Additional Programs: Caring School Community Program, which puts older and younger kids together in buddy pairs and has kids involved in problem-solving class meetings. Principal said that they had eliminated their anti-fighting program some time ago, after eliminating that problem. She also said that each teacher had a release teacher for 1 hour daily, but that next year’s cuts would eliminate that. There is also a gardening program.
PTA: “In development.” Principal said she relies on her active and knowledgeable parents, but it is harder to do fundraising and get leadership with a larger population lower-income and immigrant families than many schools have. She does PTA meetings with simultaneous translators, though, to prevent some populations being left out: I liked that, as it speaks to her wish to serve all populations equally. I’m guessing that funds raised are minimal thus far, but Ms. Cheung wants to do more and has plans – and the 2008 mini-review of Serra mentions teachers having raised $37K.
Language program(s): Principal said they are trying to establish Spanish classes after school to draw in more English-speaking families interested in second-language instruction.
Library / Computer Lab: The kids have library class 1x/week, and the library is open 11-2:30 daily. The computer lab was especially impressive – it had 30 or so new Mac desktops, a VCR and large-screen TV, and a white board for projections. The principal said that the lab was one of her priorities.

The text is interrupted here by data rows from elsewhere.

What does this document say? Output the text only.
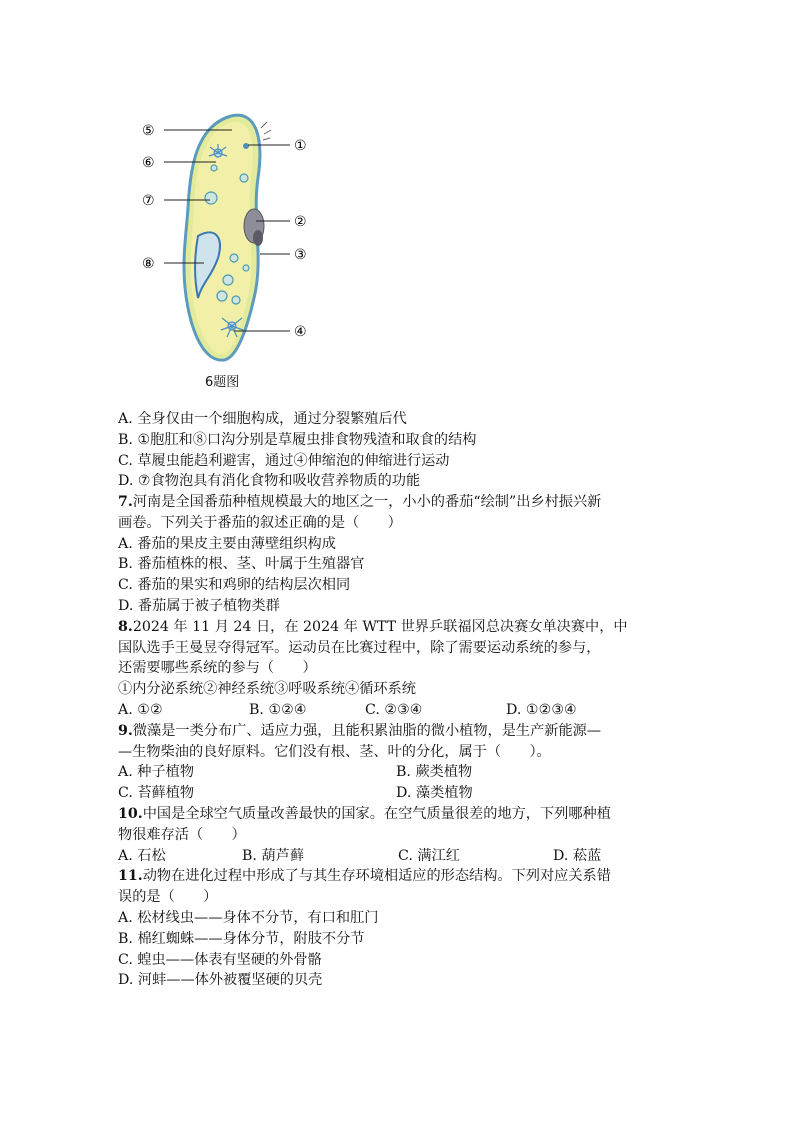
⑤
⑥
⑦
⑧
①
②
③
④
6题图
A. 全身仅由一个细胞构成，通过分裂繁殖后代
B. ①胞肛和⑧口沟分别是草履虫排食物残渣和取食的结构
C. 草履虫能趋利避害，通过④伸缩泡的伸缩进行运动
D. ⑦食物泡具有消化食物和吸收营养物质的功能
7.河南是全国番茄种植规模最大的地区之一，小小的番茄“绘制”出乡村振兴新
画卷。下列关于番茄的叙述正确的是（　　）
A. 番茄的果皮主要由薄壁组织构成
B. 番茄植株的根、茎、叶属于生殖器官
C. 番茄的果实和鸡卵的结构层次相同
D. 番茄属于被子植物类群
8.2024 年 11 月 24 日，在 2024 年 WTT 世界乒联福冈总决赛女单决赛中，中
国队选手王曼昱夺得冠军。运动员在比赛过程中，除了需要运动系统的参与，
还需要哪些系统的参与（　　）
①内分泌系统②神经系统③呼吸系统④循环系统
A. ①②	B. ①②④	C. ②③④	D. ①②③④
9.微藻是一类分布广、适应力强，且能积累油脂的微小植物，是生产新能源—
—生物柴油的良好原料。它们没有根、茎、叶的分化，属于（　　）。
A. 种子植物	B. 蕨类植物
C. 苔藓植物	D. 藻类植物
10.中国是全球空气质量改善最快的国家。在空气质量很差的地方，下列哪种植
物很难存活（　　）
A. 石松	B. 葫芦藓	C. 满江红	D. 菘蓝
11.动物在进化过程中形成了与其生存环境相适应的形态结构。下列对应关系错
误的是（　　）
A. 松材线虫——身体不分节，有口和肛门
B. 棉红蜘蛛——身体分节，附肢不分节
C. 蝗虫——体表有坚硬的外骨骼
D. 河蚌——体外被覆坚硬的贝壳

Arts: Standard for the district
PE: 2x/week.
Recess/Lunch: AM recess of 20 mins., 1-hour lunch/recess combo in PM.
Tour Impressions:
This school has a very impressive principal – Eve Cheung is smart, down-to-earth, not at all condescending or saccharine, enthusiastic about middle-class parental involvement but aware of and solving for potential conflicts of class and culture. And she seemed to know the name of every student she spoke to – both she and the resource specialist who was shadowing her for the day’s tour interacted with kids in the halls and classrooms, gently reminding them to walk or pick up a stray backpack.
We saw more classrooms here than I’d seen on any tours, including many from the upper grades. Most were large-ish, with the freedom to move desks into circles, small work groups, etc. The teachers actually have teachers’ desks here, too. The best example was a GE classroom of kindergartners. They were working on writing letters in small groups. Some had paper-and-pencil worksheets. Some were pasting tissue paper onto large-scale line-drawings of letters. Some were building letters with clay. Some were arranging felt bars, arcs, and so on into letter shapes. The classroom was really calm, and after a while I realized that part of this was because the teacher had instrumental music playing. The kids seemed really on-task, and the atmosphere felt warm and supportive for what they were doing. The principal said that the teachers were expanding as best they could beyond the paper-and-pencil Houghton-Mifflin language arts curriculum, accommodating other learning styles with this kind of experimentation with texture, space, and sound. She also said they do pull-out groups for “focal” students – high-achieving and low-achieving – so they can offer some differentiated instruction.
In the SB and GE upper grades we visited, there was ample evidence of high-level standards. The SB kids in 3rd grade were working on commas, and the 4th grade GE classroom had wall charts about types of angles and triangles, as well as the “process-based” writing instruction used in college writing programs. The 5th-graders had had a trip to Alemany farm canceled because of the weather and were playing “U.S. States” bingo.
Junipero Serra would be a good choice for a group of middle-class southeast parents who decided to make it their Round 1 choice and help improve it, as parents did at Miraloma so long ago. Alternately, parents who find themselves placed there would do well to visit it and, again, think about teaming up and making a commitment. It’s not where Webster is yet, but it has a solid base: it’s a calm, well-run, warm school with well-kept if not yet creatively redecorated facilities, and a wonderful principal who seems ready to seize new opportunities.